Мостовую пересекала глубокая расселина, и будь туман погуще, из нее получилась бы настоящая яма-ловушка. Она могла бы с легкостью поглотить и краулер, и всех кто его сопровождал. Впрочем, краулер помнил о ней. Он неторопливо повернул и полез в обход через гору щебня, так что Вилкоксу пришлось засунуть бластер в кобуру и обеими руками вцепиться в пульт управления, чтобы не упасть. Краулер вскарабкался на вершину груды и стал сползать по противоположному склону в лавине потревоженного щебня.
Шум при этом стоял такой, что люди Рича не могли не услышать его. Вилкокс остановил краулер, и все бросились в укрытия. Некоторое время они ждали, но тянулись минуты, а ничего не происходило. Вилкокс приказал двигаться дальше.
— Да нет их здесь, — заявил Кости, вылезая из укрытия.
— И, наверное, довольно давно, — согласился Рип. — Я так и знал, что он не археолог.
— А как же насчет рации Али? — спросил Дэйн. Все-таки Тан принял этот слабый пеленг именно со стороны развалин. Впрочем, может быть, только с направления на развалины.
Краулер дополз до места, где расселина была до краев заполнена обломками, образовавшими нечто вроде моста Прочность этого моста вызывала сомнение, но краулер уже проходил здесь, и не один раз, так что имело смысл рискнуть.
Штурман включил двигатель и железными пальцами вцепился в пульт. Краулер, приседая и раскачиваясь, пополз по обломкам. Был момент, когда его гусеница сорвалась в рытвину, и он сильно накренился на левый борт, едва не сбросив Вилкокса в пропасть, но все обошлось.
Когда машина переползла на ту сторону, пошел Кости Держась обеими руками за трос, он мелкими шажками двигался по самой середине насыпи, и пот стекал у него из-под шлема, смывая со щек слизь осевшего тумана. Остальные медленно пробирались следом, проверяя каждый свой шаг. Идти было особенно неприятно потому, что дна пропасти ни справа, ни слева видно не было.
Когда опасное место осталось позади, краулер снова набрал скорость и вывернул на свой изначальный курс.
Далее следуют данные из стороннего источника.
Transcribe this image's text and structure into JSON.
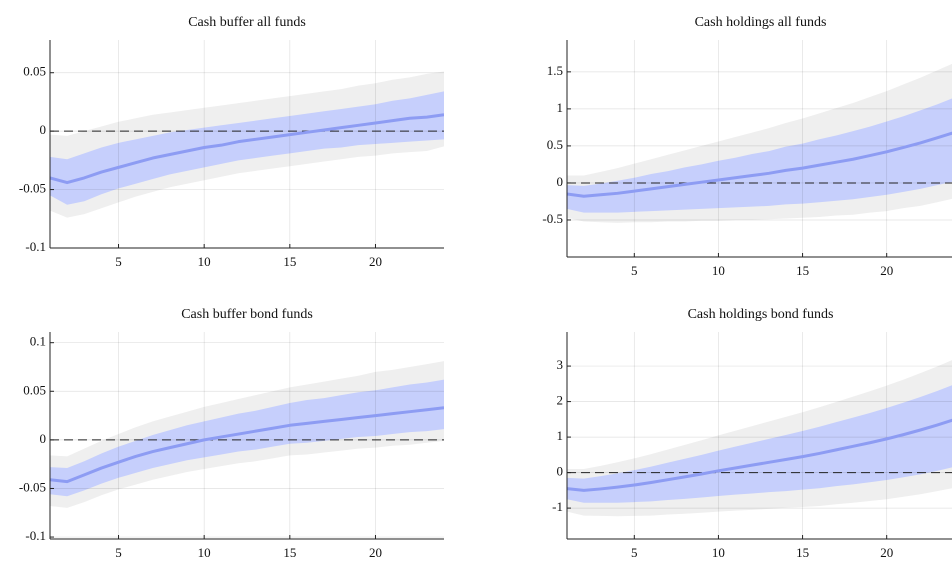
{
  "chart_data": [
    {
      "type": "line",
      "title": "Cash buffer all funds",
      "x": [
        1,
        2,
        3,
        4,
        5,
        6,
        7,
        8,
        9,
        10,
        11,
        12,
        13,
        14,
        15,
        16,
        17,
        18,
        19,
        20,
        21,
        22,
        23,
        24
      ],
      "xlim": [
        1,
        24
      ],
      "xticks": [
        5,
        10,
        15,
        20
      ],
      "ylim": [
        -0.1,
        0.078
      ],
      "yticks": [
        -0.1,
        -0.05,
        0,
        0.05
      ],
      "grid": true,
      "hline": 0,
      "bands": [
        {
          "color": "#efefef",
          "upper": [
            -0.003,
            -0.004,
            0.0,
            0.004,
            0.008,
            0.011,
            0.014,
            0.016,
            0.018,
            0.02,
            0.022,
            0.024,
            0.026,
            0.028,
            0.03,
            0.032,
            0.034,
            0.036,
            0.039,
            0.041,
            0.044,
            0.046,
            0.049,
            0.051
          ],
          "lower": [
            -0.068,
            -0.074,
            -0.071,
            -0.066,
            -0.061,
            -0.056,
            -0.052,
            -0.048,
            -0.045,
            -0.042,
            -0.039,
            -0.036,
            -0.034,
            -0.032,
            -0.03,
            -0.028,
            -0.026,
            -0.024,
            -0.022,
            -0.021,
            -0.019,
            -0.018,
            -0.017,
            -0.013
          ]
        },
        {
          "color": "#c6cffc",
          "upper": [
            -0.022,
            -0.024,
            -0.019,
            -0.014,
            -0.01,
            -0.007,
            -0.004,
            -0.001,
            0.001,
            0.003,
            0.005,
            0.007,
            0.009,
            0.011,
            0.013,
            0.015,
            0.017,
            0.019,
            0.021,
            0.023,
            0.026,
            0.028,
            0.031,
            0.034
          ],
          "lower": [
            -0.055,
            -0.063,
            -0.06,
            -0.054,
            -0.049,
            -0.045,
            -0.041,
            -0.037,
            -0.034,
            -0.031,
            -0.028,
            -0.025,
            -0.023,
            -0.021,
            -0.019,
            -0.017,
            -0.015,
            -0.014,
            -0.012,
            -0.011,
            -0.01,
            -0.009,
            -0.008,
            -0.007
          ]
        }
      ],
      "series": [
        {
          "color": "#8d9cf3",
          "values": [
            -0.04,
            -0.044,
            -0.04,
            -0.035,
            -0.031,
            -0.027,
            -0.023,
            -0.02,
            -0.017,
            -0.014,
            -0.012,
            -0.009,
            -0.007,
            -0.005,
            -0.003,
            -0.001,
            0.001,
            0.003,
            0.005,
            0.007,
            0.009,
            0.011,
            0.012,
            0.014
          ]
        }
      ]
    },
    {
      "type": "line",
      "title": "Cash holdings all funds",
      "x": [
        1,
        2,
        3,
        4,
        5,
        6,
        7,
        8,
        9,
        10,
        11,
        12,
        13,
        14,
        15,
        16,
        17,
        18,
        19,
        20,
        21,
        22,
        23,
        24
      ],
      "xlim": [
        1,
        24
      ],
      "xticks": [
        5,
        10,
        15,
        20
      ],
      "ylim": [
        -1.0,
        1.93
      ],
      "yticks": [
        -0.5,
        0,
        0.5,
        1,
        1.5
      ],
      "grid": true,
      "hline": 0,
      "bands": [
        {
          "color": "#efefef",
          "upper": [
            0.1,
            0.1,
            0.15,
            0.2,
            0.26,
            0.32,
            0.38,
            0.44,
            0.5,
            0.56,
            0.62,
            0.68,
            0.74,
            0.81,
            0.87,
            0.94,
            1.01,
            1.08,
            1.16,
            1.24,
            1.33,
            1.42,
            1.52,
            1.62
          ],
          "lower": [
            -0.47,
            -0.52,
            -0.53,
            -0.54,
            -0.53,
            -0.53,
            -0.52,
            -0.52,
            -0.51,
            -0.51,
            -0.5,
            -0.5,
            -0.49,
            -0.48,
            -0.47,
            -0.46,
            -0.44,
            -0.43,
            -0.4,
            -0.38,
            -0.34,
            -0.31,
            -0.26,
            -0.21
          ]
        },
        {
          "color": "#c6cffc",
          "upper": [
            -0.03,
            -0.04,
            -0.01,
            0.03,
            0.07,
            0.12,
            0.16,
            0.21,
            0.25,
            0.3,
            0.34,
            0.39,
            0.43,
            0.49,
            0.53,
            0.59,
            0.64,
            0.7,
            0.76,
            0.83,
            0.9,
            0.98,
            1.06,
            1.15
          ],
          "lower": [
            -0.35,
            -0.4,
            -0.4,
            -0.4,
            -0.39,
            -0.38,
            -0.37,
            -0.36,
            -0.35,
            -0.34,
            -0.33,
            -0.32,
            -0.31,
            -0.29,
            -0.28,
            -0.26,
            -0.24,
            -0.22,
            -0.19,
            -0.16,
            -0.12,
            -0.08,
            -0.03,
            0.02
          ]
        }
      ],
      "series": [
        {
          "color": "#8d9cf3",
          "values": [
            -0.15,
            -0.18,
            -0.16,
            -0.14,
            -0.11,
            -0.08,
            -0.05,
            -0.02,
            0.01,
            0.04,
            0.07,
            0.1,
            0.13,
            0.17,
            0.2,
            0.24,
            0.28,
            0.32,
            0.37,
            0.42,
            0.48,
            0.54,
            0.61,
            0.68
          ]
        }
      ]
    },
    {
      "type": "line",
      "title": "Cash buffer bond funds",
      "x": [
        1,
        2,
        3,
        4,
        5,
        6,
        7,
        8,
        9,
        10,
        11,
        12,
        13,
        14,
        15,
        16,
        17,
        18,
        19,
        20,
        21,
        22,
        23,
        24
      ],
      "xlim": [
        1,
        24
      ],
      "xticks": [
        5,
        10,
        15,
        20
      ],
      "ylim": [
        -0.102,
        0.111
      ],
      "yticks": [
        -0.1,
        -0.05,
        0,
        0.05,
        0.1
      ],
      "grid": true,
      "hline": 0,
      "bands": [
        {
          "color": "#efefef",
          "upper": [
            -0.016,
            -0.017,
            -0.009,
            -0.001,
            0.006,
            0.013,
            0.019,
            0.024,
            0.029,
            0.034,
            0.038,
            0.042,
            0.046,
            0.05,
            0.054,
            0.057,
            0.06,
            0.063,
            0.066,
            0.07,
            0.072,
            0.075,
            0.078,
            0.081
          ],
          "lower": [
            -0.068,
            -0.07,
            -0.064,
            -0.057,
            -0.051,
            -0.046,
            -0.041,
            -0.037,
            -0.033,
            -0.03,
            -0.027,
            -0.024,
            -0.022,
            -0.019,
            -0.016,
            -0.015,
            -0.013,
            -0.011,
            -0.009,
            -0.008,
            -0.006,
            -0.005,
            -0.003,
            -0.001
          ]
        },
        {
          "color": "#c6cffc",
          "upper": [
            -0.028,
            -0.029,
            -0.022,
            -0.014,
            -0.007,
            -0.001,
            0.005,
            0.01,
            0.015,
            0.019,
            0.023,
            0.027,
            0.03,
            0.034,
            0.038,
            0.041,
            0.043,
            0.046,
            0.049,
            0.051,
            0.054,
            0.057,
            0.059,
            0.062
          ],
          "lower": [
            -0.056,
            -0.058,
            -0.052,
            -0.045,
            -0.039,
            -0.034,
            -0.029,
            -0.025,
            -0.021,
            -0.018,
            -0.015,
            -0.012,
            -0.01,
            -0.007,
            -0.004,
            -0.003,
            -0.001,
            0.001,
            0.003,
            0.004,
            0.006,
            0.008,
            0.009,
            0.011
          ]
        }
      ],
      "series": [
        {
          "color": "#8d9cf3",
          "values": [
            -0.041,
            -0.043,
            -0.036,
            -0.029,
            -0.023,
            -0.017,
            -0.012,
            -0.008,
            -0.004,
            0.0,
            0.003,
            0.006,
            0.009,
            0.012,
            0.015,
            0.017,
            0.019,
            0.021,
            0.023,
            0.025,
            0.027,
            0.029,
            0.031,
            0.033
          ]
        }
      ]
    },
    {
      "type": "line",
      "title": "Cash holdings bond funds",
      "x": [
        1,
        2,
        3,
        4,
        5,
        6,
        7,
        8,
        9,
        10,
        11,
        12,
        13,
        14,
        15,
        16,
        17,
        18,
        19,
        20,
        21,
        22,
        23,
        24
      ],
      "xlim": [
        1,
        24
      ],
      "xticks": [
        5,
        10,
        15,
        20
      ],
      "ylim": [
        -1.87,
        3.96
      ],
      "yticks": [
        -1,
        0,
        1,
        2,
        3
      ],
      "grid": true,
      "hline": 0,
      "bands": [
        {
          "color": "#efefef",
          "upper": [
            0.1,
            0.1,
            0.19,
            0.29,
            0.4,
            0.52,
            0.65,
            0.78,
            0.91,
            1.05,
            1.18,
            1.31,
            1.44,
            1.57,
            1.7,
            1.84,
            1.99,
            2.14,
            2.29,
            2.45,
            2.62,
            2.8,
            2.99,
            3.19
          ],
          "lower": [
            -1.1,
            -1.21,
            -1.22,
            -1.23,
            -1.22,
            -1.21,
            -1.18,
            -1.16,
            -1.13,
            -1.1,
            -1.07,
            -1.05,
            -1.02,
            -0.99,
            -0.97,
            -0.94,
            -0.89,
            -0.85,
            -0.8,
            -0.75,
            -0.68,
            -0.61,
            -0.52,
            -0.43
          ]
        },
        {
          "color": "#c6cffc",
          "upper": [
            -0.15,
            -0.17,
            -0.1,
            -0.02,
            0.07,
            0.17,
            0.28,
            0.39,
            0.5,
            0.62,
            0.73,
            0.84,
            0.95,
            1.06,
            1.17,
            1.29,
            1.42,
            1.55,
            1.68,
            1.82,
            1.97,
            2.13,
            2.3,
            2.48
          ],
          "lower": [
            -0.75,
            -0.85,
            -0.85,
            -0.85,
            -0.83,
            -0.81,
            -0.77,
            -0.74,
            -0.7,
            -0.66,
            -0.62,
            -0.59,
            -0.55,
            -0.52,
            -0.48,
            -0.44,
            -0.38,
            -0.33,
            -0.27,
            -0.21,
            -0.13,
            -0.05,
            0.05,
            0.16
          ]
        }
      ],
      "series": [
        {
          "color": "#8d9cf3",
          "values": [
            -0.45,
            -0.5,
            -0.46,
            -0.41,
            -0.35,
            -0.28,
            -0.2,
            -0.12,
            -0.04,
            0.05,
            0.13,
            0.21,
            0.29,
            0.37,
            0.45,
            0.54,
            0.64,
            0.74,
            0.84,
            0.95,
            1.07,
            1.2,
            1.34,
            1.49
          ]
        }
      ]
    }
  ]
}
Туман явно редел, и, хотя он не исчез совсем, видимость значительно улучшилась. Теперь они видели все вокруг по крайней мере на полквартала.
— У них были надувные палатки, — задумчиво сказал Дэйн. — И полевая энергостанция.
— Ну? — сказал Рип раздраженно. — Где же все это?
С того момента, как он нашел жвачку крэкса, его хорошее настроение испарилось.
— Лагерь они разбили не в городе, — уверенно сказал Дэйн.
Здесь, среди развалин, было нехорошо. Все здесь было чужое, жуткое, давящее. Дэйн никогда не считал себя особенно чувствительным человеком, но эти развалины его угнетали. Остальные, по-видимому, чувствовали себя не лучше. Маленький Мура не произнес ни слова с тех пор, как они вступили в город. Он брел за краулером, держась за свой трос, и все время озирался, словно ожидая, что вот-вот нечто бесформенное и ужасное ринется на них из тумана. Да кто же решится разбить здесь палатку, спать здесь, есть, работать, жить среди запахов, пропитывающих эти спаленные, разрушенные здания — здания, в которых, наверное, никогда не обитало ни одно человекоподобное существо?
Краулер вел их сквозь лабиринт строений, а потом уцелевшие кварталы остались позади, и по сторонам вновь потянулись полуразрушенные стены, груды земли, щебня и обломков.
Вдруг Вилкокс торопливым ударом по клавише остановил его. Это движение штурмана было столь красноречиво резким, что все мгновенно, не дожидаясь приказа, залегли.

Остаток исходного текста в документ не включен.